Proposed Rule 202(a)(30)-1 provides that a natural person and his or her minor children, relatives and/or spouse living at the same principal residence, and related accounts will generally be treated as one client for purposes of the rule. Moreover, multiple legal entities with identical owners will be considered one client. Consistent with the SEC’s new guidance for calculating assets under management, the SEC specifically stated that accounts that are not charged fees must still be counted as “clients” for purposes of the foreign private adviser exemption.
“Investors” will generally be defined as any person who would be included in determining the number of beneficial owners of a private fund under Section 3(c)(1) of the Company Act, or in determining that the outstanding securities of a private fund are owned exclusively by qualified purchasers under Section 3(c)(7) of the Company Act. However, unlike under the Company Act attribution rules, “knowledgeable employees” and owners of short-term paper issued by a fund will also count as “investors.” For purposes of the 15 client threshold, (i) identical investors in two or more funds only need to be counted once and (ii) if an adviser has already counted a U.S. investor in a non-U.S. fund, it does not need to “double count” the fund.
Finally, the rule defines “in the United States” generally by incorporating the definition of a “U.S. person” and “United States” under Regulation S.
Form ADV Reporting and Examinations for Exempt Reporting Advisers
Under the proposed rules, all registered investment advisers and Exempt Reporting Advisers will be required to file Form ADV Part 1 no later than August 20, 2011 and report the value of their assets under management, determined within 30 days of the filing. Similar to registered investment advisers, Exempt Reporting Advisers would be required to file updating amendments to Form ADV Part 1 on at least an annual basis. Exempt Reporting Advisers would only be required to respond to a limited number of Form ADV inquiries, including detailed information about the adviser’s ownership structure and comprehensive information about each private fund that it advises, including information about the gross and net asset values of the fund, a breakdown of assets and liabilities held by the fund (by class and categorization in the fair valuation hierarchy established by GAAP), Form D filing information, and detailed information regarding placement agents, custodians, administrators, and prime brokers. All information filed with the SEC via Form ADV would be publicly available.
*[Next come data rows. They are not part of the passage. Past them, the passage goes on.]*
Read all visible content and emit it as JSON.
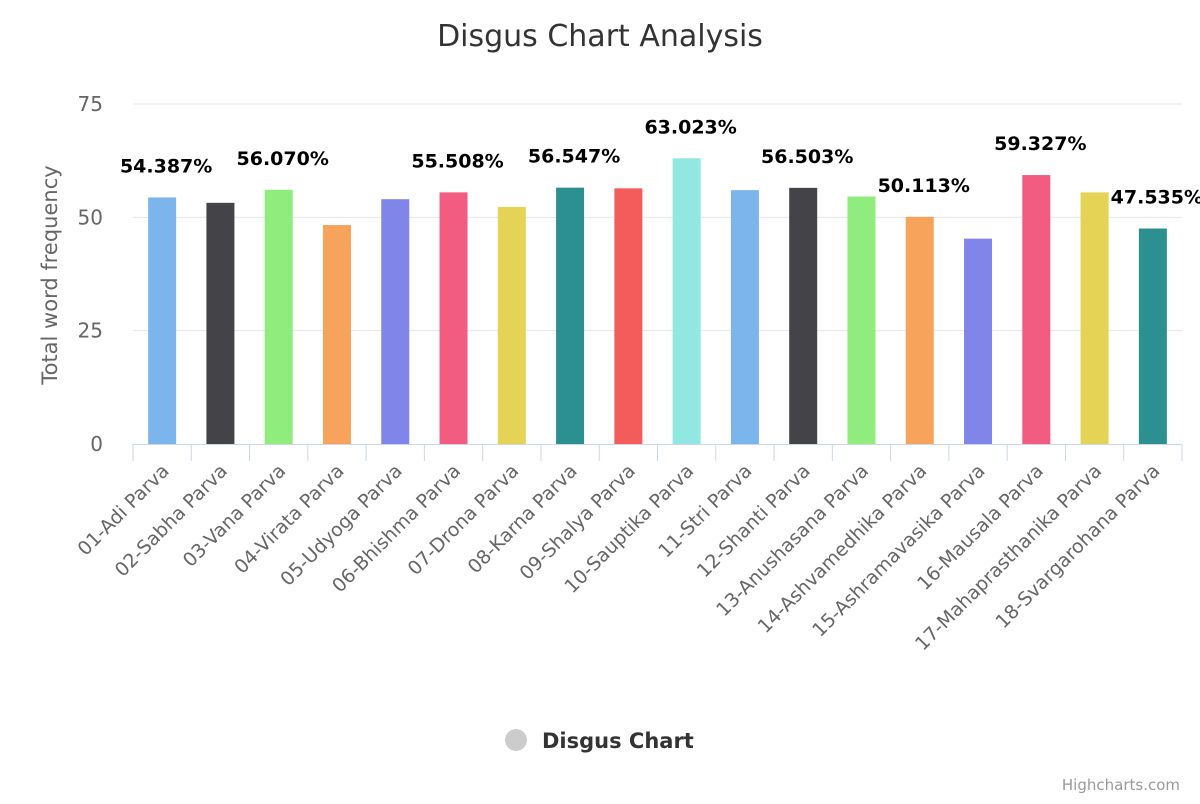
{
  "credits": "Highcharts.com",
  "chart_data": {
    "type": "bar",
    "title": "Disgus Chart Analysis",
    "xlabel": "",
    "ylabel": "Total word frequency",
    "ylim": [
      0,
      75
    ],
    "yticks": [
      0,
      25,
      50,
      75
    ],
    "grid": true,
    "legend_position": "bottom-center",
    "series": [
      {
        "name": "Disgus Chart",
        "values": [
          54.387,
          53.2,
          56.07,
          48.3,
          54.0,
          55.508,
          52.3,
          56.547,
          56.4,
          63.023,
          56.0,
          56.503,
          54.6,
          50.113,
          45.3,
          59.327,
          55.5,
          47.535
        ],
        "data_labels": [
          "54.387%",
          "",
          "56.070%",
          "",
          "",
          "55.508%",
          "",
          "56.547%",
          "",
          "63.023%",
          "",
          "56.503%",
          "",
          "50.113%",
          "",
          "59.327%",
          "",
          "47.535%"
        ]
      }
    ],
    "categories": [
      "01-Adi Parva",
      "02-Sabha Parva",
      "03-Vana Parva",
      "04-Virata Parva",
      "05-Udyoga Parva",
      "06-Bhishma Parva",
      "07-Drona Parva",
      "08-Karna Parva",
      "09-Shalya Parva",
      "10-Sauptika Parva",
      "11-Stri Parva",
      "12-Shanti Parva",
      "13-Anushasana Parva",
      "14-Ashvamedhika Parva",
      "15-Ashramavasika Parva",
      "16-Mausala Parva",
      "17-Mahaprasthanika Parva",
      "18-Svargarohana Parva"
    ],
    "colors": [
      "#7cb5ec",
      "#434348",
      "#90ed7d",
      "#f7a35c",
      "#8085e9",
      "#f15c80",
      "#e4d354",
      "#2b908f",
      "#f45b5b",
      "#91e8e1"
    ],
    "legend_symbol_color": "#cccccc"
  }
}
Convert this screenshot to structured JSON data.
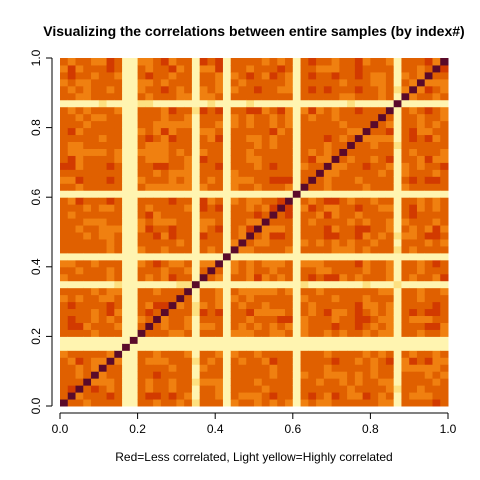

Importantly, the SEC also stated that it has authority to conduct examinations with respect to the books and records of Exempt Reporting Advisers. The SEC indicated that Exempt Reporting Adviser recordkeeping requirements will be addressed in a subsequent SEC release.
Following the August 20 filing, a registered investment adviser that is no longer eligible for SEC registration under the new Dodd-Frank Act legislation and related SEC rules (e.g., an adviser that has less than $100 million in assets under management and is required to register in the state in which it maintains its principal office and place of business) would be required to withdraw its SEC registration and register with the appropriate state authorities by October 19, 2011. Advisers that may be required to withdraw from SEC registration should be aware that state registration (and in particular, potential investment adviser representative examination and licensing requirements) can be a lengthy process in certain circumstances.